As it turned out, all was not as it seemed, and Hendrix's social media tweet about the alleged incident may have been a bit premature as well as inaccurate.
This is alarming from both the player and wsop staff. As well, who knows how many times this has been done by other… https://t.co/JDTCVtPG9V— Adam Hendrix (@AdamHendrix10)
To his credit, he didn’t name the supposed culprit. However, Minkin responded to the tweet to defend herself against the accusations.
He said that was totally within my right. I registered hours later. The sensationalism for likes in these “guess wh… https://t.co/lzBtoIqWYj— Kelly Minkin (@The_Illest)
Minkin would go on to explain that she was seated at a table near a poker player who “harassed me in the past and stolen money from me.” She asked the floor manager if she could be removed from the tournament and her request was granted. Later in the day, she decided to register again for the same event. Not exactly the same scenario in which Hendrix portrayed.
So, that’s the end of it, right? All’s good? Well, not exactly. The comments directed toward Minkin were accusations in tone, and even though, in the end, it’s clear she did no wrong, the rush to judgment seemingly impacted her reputation.
Even after she explained why she wanted out of the tournament originally, some poker players, including 2018 bracelet winner Yaser Al-Keliddar were critical, which goes to show you how a quick-fire social media post can stir the pot.
Hendrix Owns Up to It...Sort Of
Hours after his initial tweet, Hendrix admitted that he was wrong. He fired out a tweet retracting his accusation about Minkin, but an apology wasn't included.
In this case where the floor gave the go ahead. I believe Kelly did nothing wrong, and will retract my statement. A… https://t.co/rG7PG5BrTx— Adam Hendrix (@AdamHendrix10)
Although he didn't apologize, some poker players argued one wasn't needed because he didn't name Minkin in his initial tweet. And, perhaps, they have a solid point.
@calfan66 @AdamHendrix10 @The_Illest He didn’t name her…what is there to apologize for?— Isaac Henschel (@IsaacHenschel)
Twitter user @Degen4Plen, however, isn't ready to let the accusations slide. He tweeted at Hendrix: "Yet you have refused to address the part about harassment and stealing???? Care to go down that rabbit hole? Seems to be the one thing that’s overlooked?"
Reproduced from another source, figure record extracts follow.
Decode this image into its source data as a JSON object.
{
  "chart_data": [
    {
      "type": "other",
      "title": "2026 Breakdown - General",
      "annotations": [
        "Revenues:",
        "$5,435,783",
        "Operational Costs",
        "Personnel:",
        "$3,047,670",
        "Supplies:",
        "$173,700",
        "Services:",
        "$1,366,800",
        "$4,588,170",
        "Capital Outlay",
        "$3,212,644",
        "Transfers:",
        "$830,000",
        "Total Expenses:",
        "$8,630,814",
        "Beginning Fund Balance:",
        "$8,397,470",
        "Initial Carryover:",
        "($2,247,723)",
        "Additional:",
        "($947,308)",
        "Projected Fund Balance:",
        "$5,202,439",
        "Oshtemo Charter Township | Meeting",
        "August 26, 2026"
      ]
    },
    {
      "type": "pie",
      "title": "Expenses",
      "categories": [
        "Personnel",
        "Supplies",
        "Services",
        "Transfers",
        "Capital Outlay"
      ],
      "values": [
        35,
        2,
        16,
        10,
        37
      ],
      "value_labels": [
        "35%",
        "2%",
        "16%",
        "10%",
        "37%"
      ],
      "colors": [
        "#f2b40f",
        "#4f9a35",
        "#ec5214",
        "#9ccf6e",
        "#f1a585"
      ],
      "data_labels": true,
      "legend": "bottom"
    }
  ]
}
Social media has its benefits, but also some negatives, one of them being it's easy to damage someone's reputation instantly. That's not to say Minkin's reputation is irrevocably tarnished. She's one of the most respected players in the game and will no doubt continue to be going forward. But the incident shows why the poker world shouldn't rush to judgment and wait until the facts come out before making public accusations.
On one hand, Hendrix never named the player he was referring to. Minkin felt the need to inform the public she was the subject of the tweet. So, some could argue that it would have been no harm no foul if she just wouldn't have responded. But on the other hand, if she didn't respond and word eventually got out about who the player in question was, it's possible far more damage could have been done to her reputation.